Upgrades for FSD on Jan 2017 Model S

Upgrades for FSD on Jan 2017 Model S

My current Tesla was purchased in January 2017 with the FSD package. It is hardware version 2.0. What are the plans/options for making this vehicle actually FSD? Is Tesla going to replace the computers and hardware on all these cars to live up to the FSD package contract?

marika.appell | April 22, 2019

Good question! Lots of promises and speculation but until that new CPU is installed in my car, I don't believe anything.

hammer @OR-US | April 22, 2019
EVRider | April 22, 2019

Tesla confirmed this again during today’s Autonomy Day presentation. | April 22, 2019

They are going to replace the HW2.0 and HW2.5 AP processors with HW3 for those that bought FSD. They are not making other changes that occurred between 2.0 and 2.5. This may mean no dashcam, as HW2.0 uses monochrome cameras. Far more details if you're interested here: (updated today with new HW3 info and photo).

RedJ | April 22, 2019

@TT do you think there’s any credence to the story that HW2.0 cameras are firmware updatable to be full color. | April 23, 2019

@Red - no. The camera's photoreceptors are monochrome, You get color by adding tiny filters - red, green and blue. If the filters are not there, software/firmware cannot fix it. That's the simple explanation. The camera can be set to different modes, but doesn't change what filters were installed during manufacture. For example, you can set an RGB color mode, but you'd get a mess of video output. The firmeware is the same for color and monochrome cameras, and it is assumed the application knows what kinds of filters were installed.

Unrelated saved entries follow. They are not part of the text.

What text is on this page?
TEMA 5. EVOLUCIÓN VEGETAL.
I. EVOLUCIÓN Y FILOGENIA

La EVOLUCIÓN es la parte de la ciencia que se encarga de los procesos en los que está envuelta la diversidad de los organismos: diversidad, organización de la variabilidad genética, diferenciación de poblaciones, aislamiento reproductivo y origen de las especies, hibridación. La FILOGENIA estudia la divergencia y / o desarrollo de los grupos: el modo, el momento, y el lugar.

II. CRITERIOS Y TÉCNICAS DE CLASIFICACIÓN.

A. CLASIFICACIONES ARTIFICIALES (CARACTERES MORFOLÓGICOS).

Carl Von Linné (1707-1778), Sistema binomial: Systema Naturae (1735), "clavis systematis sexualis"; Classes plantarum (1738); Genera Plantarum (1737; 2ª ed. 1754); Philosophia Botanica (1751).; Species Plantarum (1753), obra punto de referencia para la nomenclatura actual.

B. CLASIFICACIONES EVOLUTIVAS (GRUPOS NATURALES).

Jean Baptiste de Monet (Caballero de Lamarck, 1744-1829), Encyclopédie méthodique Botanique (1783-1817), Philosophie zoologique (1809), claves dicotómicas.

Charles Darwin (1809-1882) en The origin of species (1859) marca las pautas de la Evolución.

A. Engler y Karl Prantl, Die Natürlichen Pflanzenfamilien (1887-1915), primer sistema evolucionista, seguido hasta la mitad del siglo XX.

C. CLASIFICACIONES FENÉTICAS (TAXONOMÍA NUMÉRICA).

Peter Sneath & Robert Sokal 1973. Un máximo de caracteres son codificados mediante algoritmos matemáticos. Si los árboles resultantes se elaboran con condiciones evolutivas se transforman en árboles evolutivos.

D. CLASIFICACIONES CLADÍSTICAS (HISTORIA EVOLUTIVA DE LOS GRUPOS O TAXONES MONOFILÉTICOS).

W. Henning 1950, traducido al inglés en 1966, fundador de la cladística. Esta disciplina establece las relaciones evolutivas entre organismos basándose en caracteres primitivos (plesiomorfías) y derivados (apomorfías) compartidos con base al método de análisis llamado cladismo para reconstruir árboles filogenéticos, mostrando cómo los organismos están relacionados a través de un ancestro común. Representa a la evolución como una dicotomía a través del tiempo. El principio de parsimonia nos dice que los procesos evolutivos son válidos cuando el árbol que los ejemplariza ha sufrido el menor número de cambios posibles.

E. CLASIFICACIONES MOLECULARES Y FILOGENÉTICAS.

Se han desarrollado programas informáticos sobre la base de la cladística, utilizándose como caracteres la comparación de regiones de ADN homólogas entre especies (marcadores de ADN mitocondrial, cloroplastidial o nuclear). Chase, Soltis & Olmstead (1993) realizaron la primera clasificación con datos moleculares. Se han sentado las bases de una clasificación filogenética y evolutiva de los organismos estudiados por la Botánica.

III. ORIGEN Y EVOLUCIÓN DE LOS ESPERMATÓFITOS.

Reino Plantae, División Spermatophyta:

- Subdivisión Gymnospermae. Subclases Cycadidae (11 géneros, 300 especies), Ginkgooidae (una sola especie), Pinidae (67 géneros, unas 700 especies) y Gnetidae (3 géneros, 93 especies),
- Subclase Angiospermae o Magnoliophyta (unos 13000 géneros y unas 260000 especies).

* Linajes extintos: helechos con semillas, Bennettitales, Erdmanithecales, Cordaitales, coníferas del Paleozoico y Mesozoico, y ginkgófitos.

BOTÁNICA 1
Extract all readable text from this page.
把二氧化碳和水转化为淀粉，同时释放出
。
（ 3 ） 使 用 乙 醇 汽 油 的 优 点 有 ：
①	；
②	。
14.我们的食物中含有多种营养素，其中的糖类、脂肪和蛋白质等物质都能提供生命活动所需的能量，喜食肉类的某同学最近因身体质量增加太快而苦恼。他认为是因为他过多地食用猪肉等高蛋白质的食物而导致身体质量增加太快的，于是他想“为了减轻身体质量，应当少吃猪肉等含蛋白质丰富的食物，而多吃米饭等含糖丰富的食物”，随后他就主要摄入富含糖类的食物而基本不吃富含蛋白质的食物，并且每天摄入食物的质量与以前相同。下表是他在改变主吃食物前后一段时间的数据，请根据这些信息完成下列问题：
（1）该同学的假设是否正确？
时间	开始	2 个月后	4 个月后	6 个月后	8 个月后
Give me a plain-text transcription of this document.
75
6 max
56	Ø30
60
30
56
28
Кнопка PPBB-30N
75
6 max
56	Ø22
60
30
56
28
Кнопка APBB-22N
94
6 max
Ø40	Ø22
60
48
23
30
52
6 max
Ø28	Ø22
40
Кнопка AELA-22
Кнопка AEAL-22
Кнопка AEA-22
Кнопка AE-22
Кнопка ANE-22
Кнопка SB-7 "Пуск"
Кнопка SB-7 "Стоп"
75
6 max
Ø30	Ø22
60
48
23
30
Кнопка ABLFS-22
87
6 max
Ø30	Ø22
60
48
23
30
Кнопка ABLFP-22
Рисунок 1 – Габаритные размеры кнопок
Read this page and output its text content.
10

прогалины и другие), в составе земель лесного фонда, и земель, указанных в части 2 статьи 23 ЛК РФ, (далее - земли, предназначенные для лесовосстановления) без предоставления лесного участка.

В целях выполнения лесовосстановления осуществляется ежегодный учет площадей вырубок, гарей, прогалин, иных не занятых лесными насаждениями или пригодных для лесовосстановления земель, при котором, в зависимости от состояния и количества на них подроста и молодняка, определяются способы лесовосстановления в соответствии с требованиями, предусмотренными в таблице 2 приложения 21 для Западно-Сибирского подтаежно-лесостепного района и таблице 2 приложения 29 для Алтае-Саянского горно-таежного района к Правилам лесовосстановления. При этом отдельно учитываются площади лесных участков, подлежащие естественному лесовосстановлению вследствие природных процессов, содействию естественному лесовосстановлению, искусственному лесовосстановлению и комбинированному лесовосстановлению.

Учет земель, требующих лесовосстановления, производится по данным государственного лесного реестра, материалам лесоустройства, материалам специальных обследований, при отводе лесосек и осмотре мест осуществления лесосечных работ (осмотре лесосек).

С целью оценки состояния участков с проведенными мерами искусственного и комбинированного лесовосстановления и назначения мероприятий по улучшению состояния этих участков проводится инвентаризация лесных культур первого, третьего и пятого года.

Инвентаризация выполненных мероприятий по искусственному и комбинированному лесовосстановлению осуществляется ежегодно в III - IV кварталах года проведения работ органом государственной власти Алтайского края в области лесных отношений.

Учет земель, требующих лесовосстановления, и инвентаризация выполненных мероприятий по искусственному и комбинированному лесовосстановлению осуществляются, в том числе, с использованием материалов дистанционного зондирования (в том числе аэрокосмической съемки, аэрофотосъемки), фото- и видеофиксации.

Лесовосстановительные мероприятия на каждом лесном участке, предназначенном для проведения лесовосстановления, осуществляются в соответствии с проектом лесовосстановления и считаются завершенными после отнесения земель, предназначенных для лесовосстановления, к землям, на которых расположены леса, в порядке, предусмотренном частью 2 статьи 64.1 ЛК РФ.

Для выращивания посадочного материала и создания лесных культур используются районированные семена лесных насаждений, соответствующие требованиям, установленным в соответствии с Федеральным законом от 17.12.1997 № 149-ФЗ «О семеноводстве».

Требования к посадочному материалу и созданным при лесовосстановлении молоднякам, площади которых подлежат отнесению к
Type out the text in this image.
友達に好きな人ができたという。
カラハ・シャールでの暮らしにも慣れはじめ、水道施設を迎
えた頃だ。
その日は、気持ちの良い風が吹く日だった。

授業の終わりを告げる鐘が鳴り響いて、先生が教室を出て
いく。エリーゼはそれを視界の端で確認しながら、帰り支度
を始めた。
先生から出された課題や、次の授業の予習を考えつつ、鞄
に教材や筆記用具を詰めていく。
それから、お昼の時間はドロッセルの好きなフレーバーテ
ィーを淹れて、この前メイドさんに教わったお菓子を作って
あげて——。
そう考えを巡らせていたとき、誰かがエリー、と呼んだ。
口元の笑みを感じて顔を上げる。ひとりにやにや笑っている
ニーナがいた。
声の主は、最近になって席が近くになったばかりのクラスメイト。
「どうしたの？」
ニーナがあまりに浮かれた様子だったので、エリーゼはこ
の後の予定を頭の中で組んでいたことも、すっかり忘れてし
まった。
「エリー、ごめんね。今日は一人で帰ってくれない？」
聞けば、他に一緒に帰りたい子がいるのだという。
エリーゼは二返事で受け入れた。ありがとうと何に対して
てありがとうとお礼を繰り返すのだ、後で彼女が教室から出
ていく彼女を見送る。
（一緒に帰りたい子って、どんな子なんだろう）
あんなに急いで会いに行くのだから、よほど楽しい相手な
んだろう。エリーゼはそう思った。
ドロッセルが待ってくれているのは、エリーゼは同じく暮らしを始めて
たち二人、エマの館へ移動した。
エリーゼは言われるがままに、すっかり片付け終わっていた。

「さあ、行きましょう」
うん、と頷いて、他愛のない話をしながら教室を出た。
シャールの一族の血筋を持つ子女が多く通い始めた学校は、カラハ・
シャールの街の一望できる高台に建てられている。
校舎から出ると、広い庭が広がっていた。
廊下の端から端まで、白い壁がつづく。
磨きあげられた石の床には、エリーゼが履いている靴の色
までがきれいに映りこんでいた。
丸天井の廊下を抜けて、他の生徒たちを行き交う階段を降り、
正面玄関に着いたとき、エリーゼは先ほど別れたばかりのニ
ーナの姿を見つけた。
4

For a bit more complexity, the HW2.0 cameras can see red and monochrome. Each pixel is made up of 4 photoreceptors - one with a red filter, and 3 monochrome. This technique improves the monochrome sensitivity (3 cells are combined for better night vision).

HW2.5 cameras also use 4 photoreceptors, but they have filters for red, green, green and blue. Green is doubled up to improve green sensitivity. If the same camera photoreceptors that were used in HW2.0, the night sensitivity would be less. It's possible the HW2.5 color cameras are a newer design that has improved sensitivity per photoreceptor and can works similar to HW2.0 cameras at night.

reed_lewis | April 23, 2019

@TT - Then I wonder how will HW 2.0 be capable of handling different color stop lights then? It seems to me that Tesla would want to upgrade the cameras to be true RGB so that they do not have to write different code for RGB versus RMMM cameras. Plus handling full FSD using monochrome cameras is almost the same thing as using Lidar in my mind.

ggendel | April 23, 2019

@read_lewis I don't believe any cameras currently supplied do true RGB. Earlier ones did RCCC and the newer ones do RCCB. Of course the luminance channels can be an approximation for green and having a red channel means you can estimate yellow as well. However, RCCC does a poor job of discriminating blue thus in situations where you need to discriminate between green, yellow, and blue the newer sensors are superior.

reed_lewis | April 23, 2019

Thinking about it, the only cameras that probably need to be full color are the three center cameras as they are the ones that need to see stoplights, etc.

So perhaps they will swap those out. | April 23, 2019

@reed_lewis - I don't know how Tesla will handle traffic lights on HW2.0, but I assume it will be a combination of red light detection and position within the light. Red will be bright on both red and mono pixels, a green light will be only on the mono pixels, and yellow will be both red and mono but not as bright. It may not be important to detect between yellow and red on a traffic light - if you treat it as red!

@ggendel - You are right. I was trying to simplify the understanding with a RGGB, which is only used on the rear camera. For those unclear about RCCB type camera used in 7 of the 8 cameras on HW2.5, it's Red, Clear, Clear and Blue. The clear (i.e.monochrome) is used to boost sensitivity, as a green filter reduces the light the sensor sees. With a bit of computational power, you can reconstruct a RGB video from a RCCB output. The calculation is made on each pixel: Green = Monochrome - Red - Blue. The way the video is processed by the neural network, my guess is you don't have to do this calculation. Only for the dashcam video would this need to be done.